The film begins in the late 1960s in a community outside of Rio De Janeiro known as the City of God. It’s a housing project for the poor with tiny homes and few utilities. Teenage gangs roam the streets day and night. With nothing better to do, they steal from everyone and have established a roaring drug trade to generate power and money.
After establishing the characters, we move into the 1970s where the kids have become young adults but little else has changed. A leader had emerged from the gangs, Lil’ Ze, and his influence had differing effects on this city. Crime was down and people lived less in fear as no one dared go up against Lil’ Ze and his growing army of supporters. Conversely, his rule was become something of a dictatorship and more and more people became disenchanted by his brutality. He would slay meaningless people in the streets. A rival group was building and a massive gang war was looming to reclaim control of the city…

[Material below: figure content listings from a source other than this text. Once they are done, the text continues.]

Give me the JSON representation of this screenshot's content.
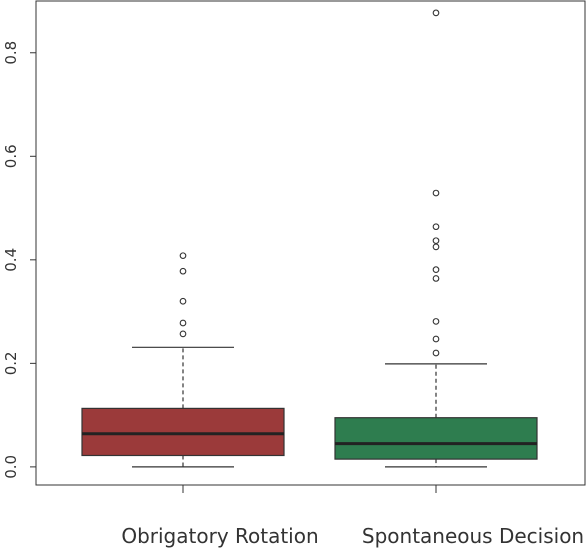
{
  "chart_data": {
    "type": "boxplot",
    "title": "",
    "xlabel": "",
    "ylabel": "",
    "ylim": [
      -0.035,
      0.9
    ],
    "yticks": [
      "0.0",
      "0.2",
      "0.4",
      "0.6",
      "0.8"
    ],
    "ytick_values": [
      0.0,
      0.2,
      0.4,
      0.6,
      0.8
    ],
    "grid": false,
    "categories": [
      "Obrigatory Rotation",
      "Spontaneous Decision"
    ],
    "boxes": [
      {
        "label": "Obrigatory Rotation",
        "color": "#9b3a3a",
        "whisker_low": 0.0,
        "q1": 0.022,
        "median": 0.064,
        "q3": 0.113,
        "whisker_high": 0.231,
        "outliers": [
          0.257,
          0.278,
          0.32,
          0.378,
          0.408
        ]
      },
      {
        "label": "Spontaneous Decision",
        "color": "#2e7d4f",
        "whisker_low": 0.0,
        "q1": 0.015,
        "median": 0.045,
        "q3": 0.095,
        "whisker_high": 0.199,
        "outliers": [
          0.22,
          0.247,
          0.281,
          0.364,
          0.381,
          0.425,
          0.437,
          0.464,
          0.529,
          0.877
        ]
      }
    ]
  }
}
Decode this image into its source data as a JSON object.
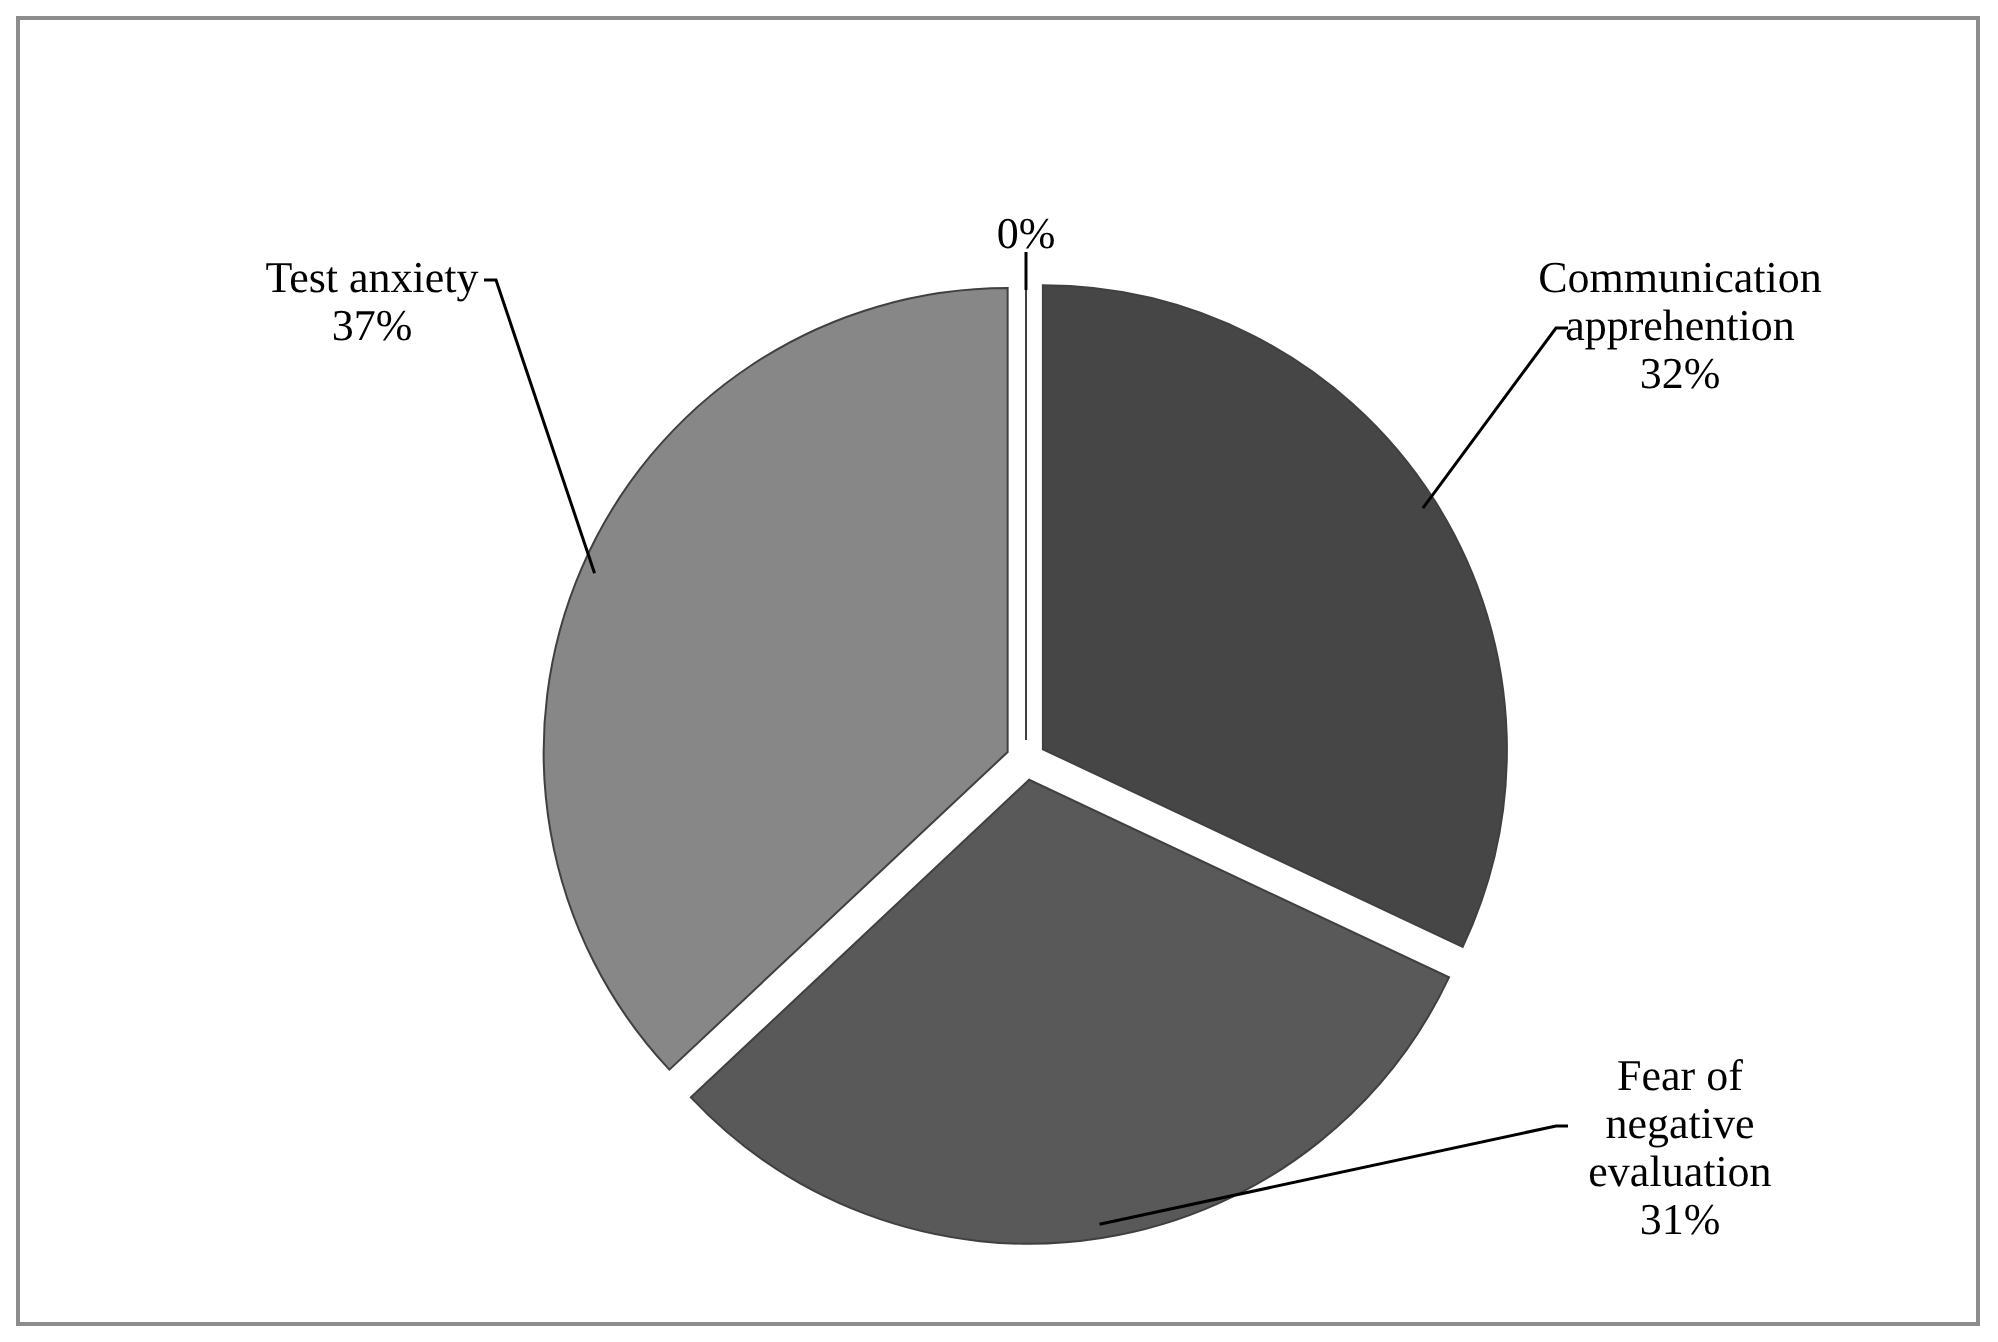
{
  "chart_data": {
    "type": "pie",
    "categories": [
      "Communication apprehention",
      "Fear of negative evaluation",
      "Test anxiety",
      null
    ],
    "values": [
      32,
      31,
      37,
      0
    ],
    "colors": [
      "#464646",
      "#595959",
      "#878787",
      "#a6a6a6"
    ],
    "value_labels": [
      "32%",
      "31%",
      "37%",
      "0%"
    ]
  }
}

Knowing nothing of its cast and crew, the film’s website provides a wealth of supporting information to this engrossing story. City Of God is based on a true story and the actual city itself is still a troublesome area in Brazil. In making the movie, duals directors Katia Lund and Fernando Meirelles used actual people from the city who had never acted before. Over 100 children were used in feature roles and they all became close friends thanks to the numerous acting workshops that were held to help them prepare. Their closeness to the story, and the fact the film is shot in the actual town, heightens the realism.
Subtitles will guide you through the Portuguese dialect and take you into a world you never knew existed. The film is narrated by one of it’s characters who speaks from the present looking back on the scary past with the thankful joy that he lived to tell the tale. A common film technique is used where we are given a sneak peak of the end at the beginning and then look back to show the lead up to this point. The directors wonderfully use this method and tease the audience with hints of events to follow in the story.
The film only took nine weeks to make and has now become the highest grossing film to emanate from Brazil. It featured on the top 10 lists from a host of overseas critics last year and the film seemed a virtual shoe-in for the Oscar for foreign language features. But given the Academy’s heavily criticised policy on only allowing a select few to vote in this category, the film was overlooked and an outcry soon followed. I’d advise you not to follow their trend in passing over this violently entertaining marvel.